There is always material that doesn’t make the story that is of interest. And that brings us to Smatresk’s take on athletics and their importance to UNT’s efforts to become a Tier One institution.
“If we’re going to compete as a Tier One institution, our athletics teams need to compete as a Tier One institution as well,” Smatresk said. “So we need to expect to fund athletics in a way that’s consistent with success, and we need that success in turn to yield revenue streams that can support and sustain.

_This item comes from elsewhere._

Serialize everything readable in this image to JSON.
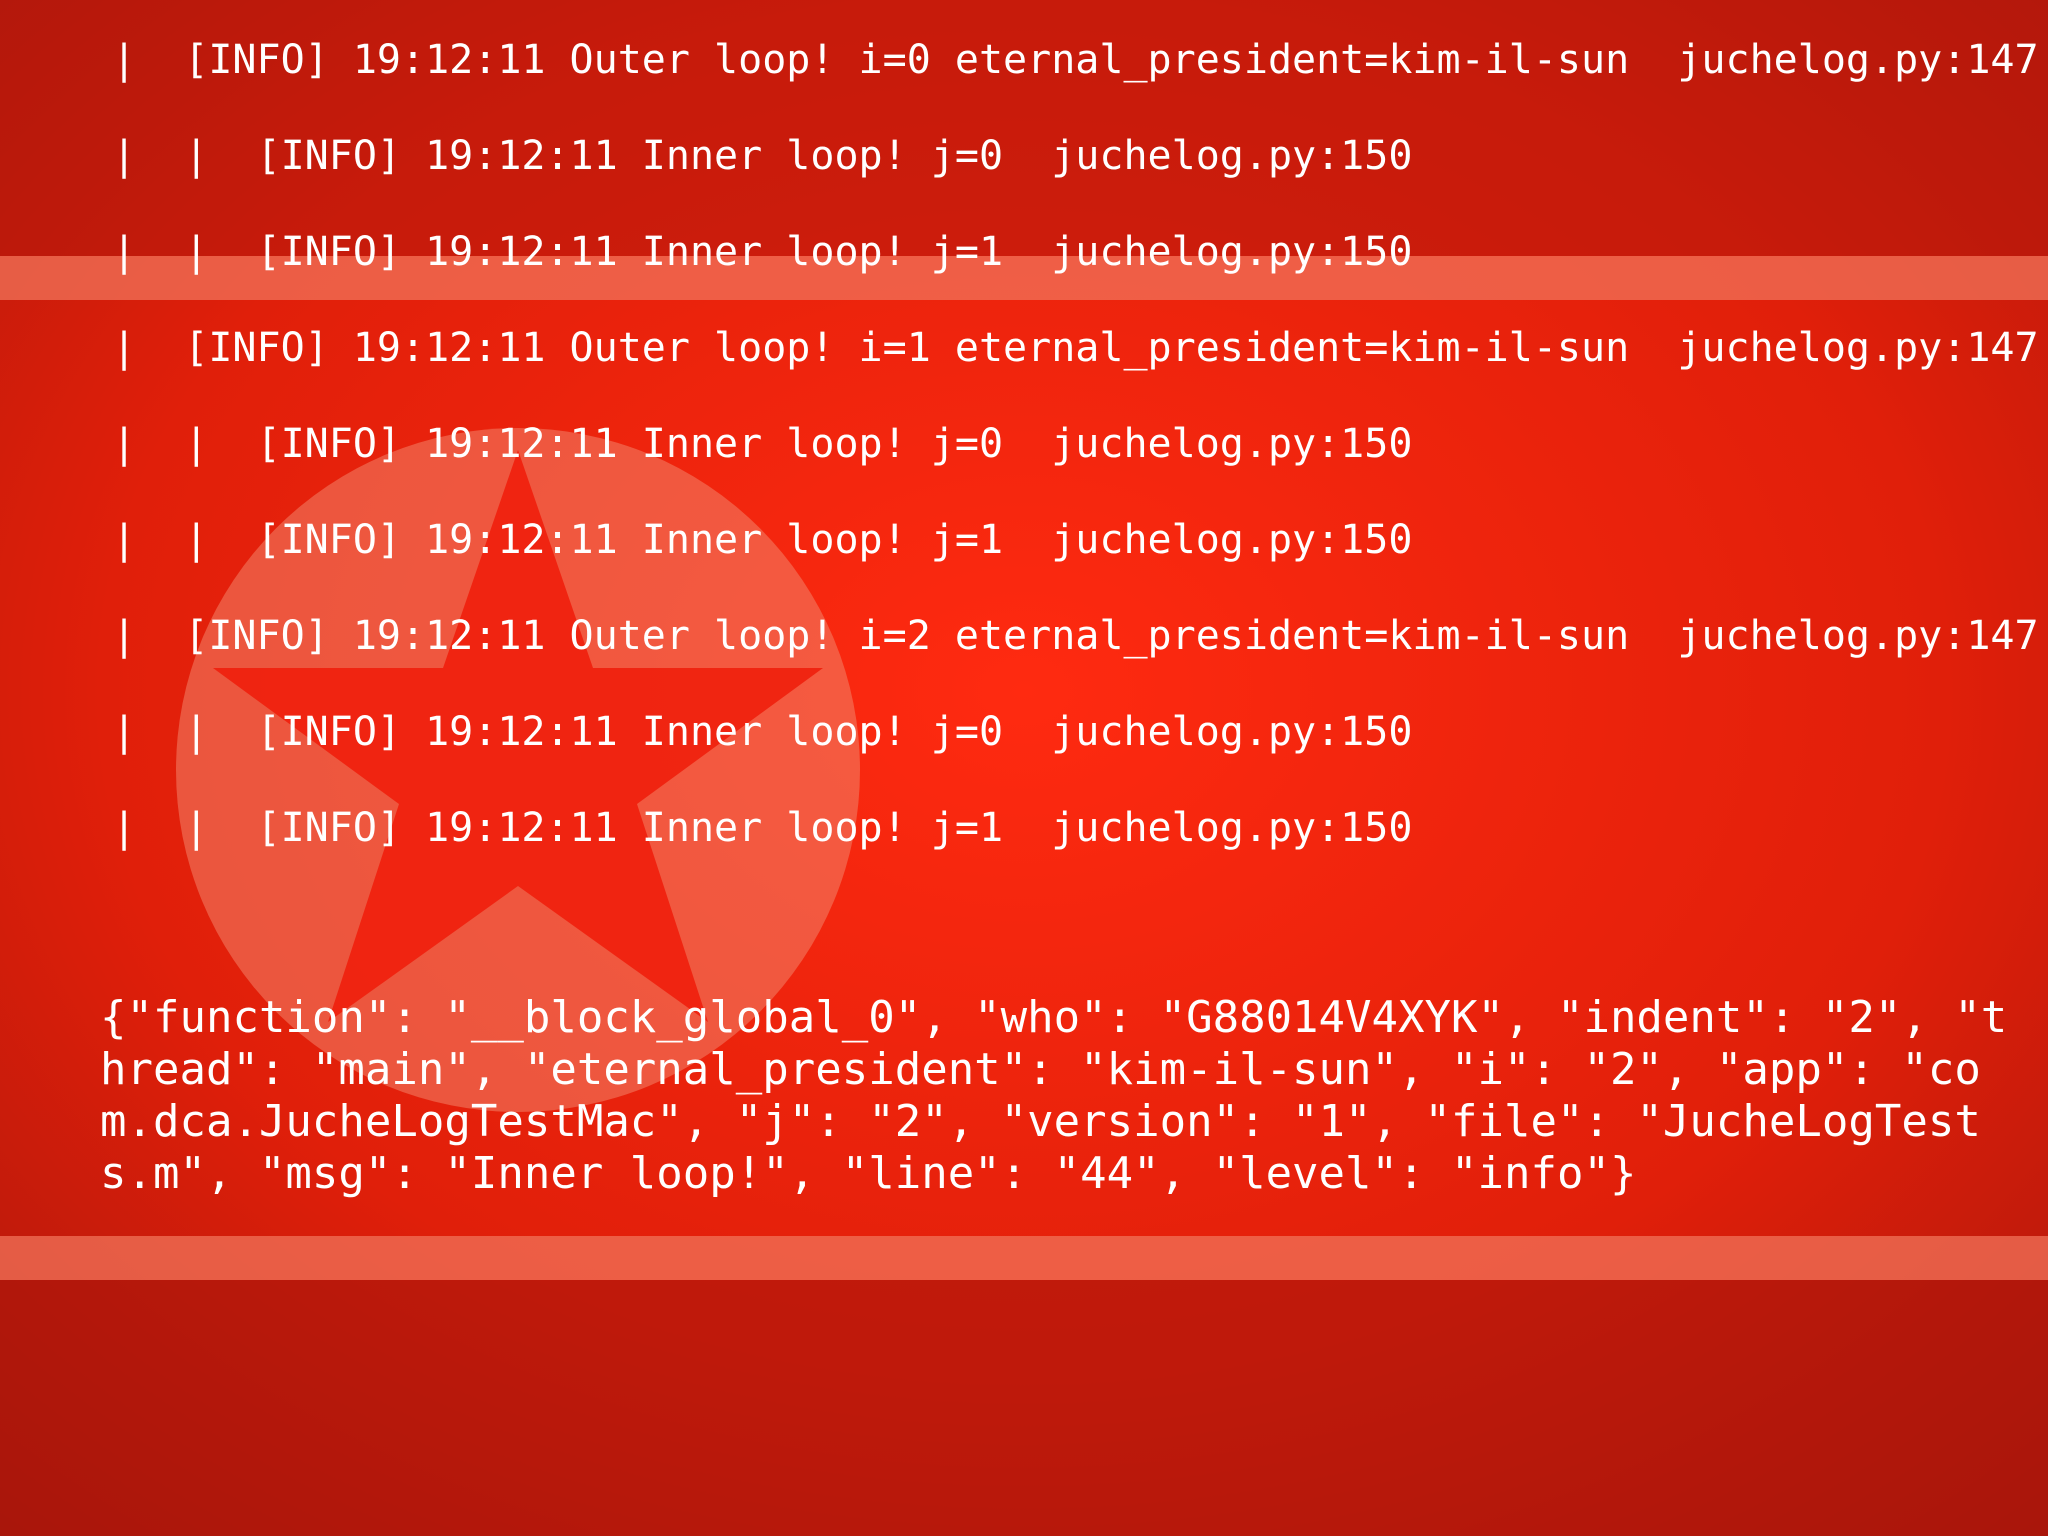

“We need teams that get national attention, because like it or not, one of the biggest ways schools get recognized is the quality of their teams – primarily football, men’s basketball and women’s basketball. I’m not saying the other sports aren’t important, but those core sports are what advance your brand … That’s going to have to be another piece of how we get to Tier One, getting recognized however we can at a national level.”
Smatresk can often be found at UNT games and has a background at schools with solid athletic programs. He was the president at UNLV, which has a long basketball tradition.
UNT has enjoyed some success in its recent past in terms of revenue sports. Dan McCarney led UNT to a win over UNLV in the Heart of Dallas Bowl at the end of the 2013 season. That game took place when Smatresk was in the process of leaving UNLV for UNT.
Look a little farther back and UNT had a run of six straight winning seasons in men’s basketball, including five 20-win campaigns, beginning in the 2006-07 campaign. Johnny Jones led UNT on that run and took the Mean Green to two NCAA tournaments before landing his dream job at LSU.
It’s been tough for UNT to reach that level of success lately.
UNT has won winning season in its last nine in the three revenue sports — football, men’s basketball and women’s basketball. That was the Mean Green’s 2013 season in football, when UNT went 9-4 under Dan McCarney.
That season is the UNT football program’s only winning campaign in the last decade.
UNT finished .500 in men’s basketball in the 2013-14 season under Tony Benford, but has yet to post a winning season in three campaigns since Jones left for LSU.
The women’s basketball program’s struggles have been even more pronounced. UNT has posted nine straight losing seasons under four coaches. The hope is UNT Hall of Fame player Jalie Mitchell can turn the Mean Green around in the next few years. She took over the program in the offseason.
Smatresk said he sees UNT’s revenue sports as a key component of the university’s efforts to advance as an institution. UNT win in the Heart of Dallas Bowl was huge in that regard.
It will be interesting to see if UNT’s major sports can get back to that level of success in the next few years.
Smatresk indicated that he will be watching closely to see how they fare.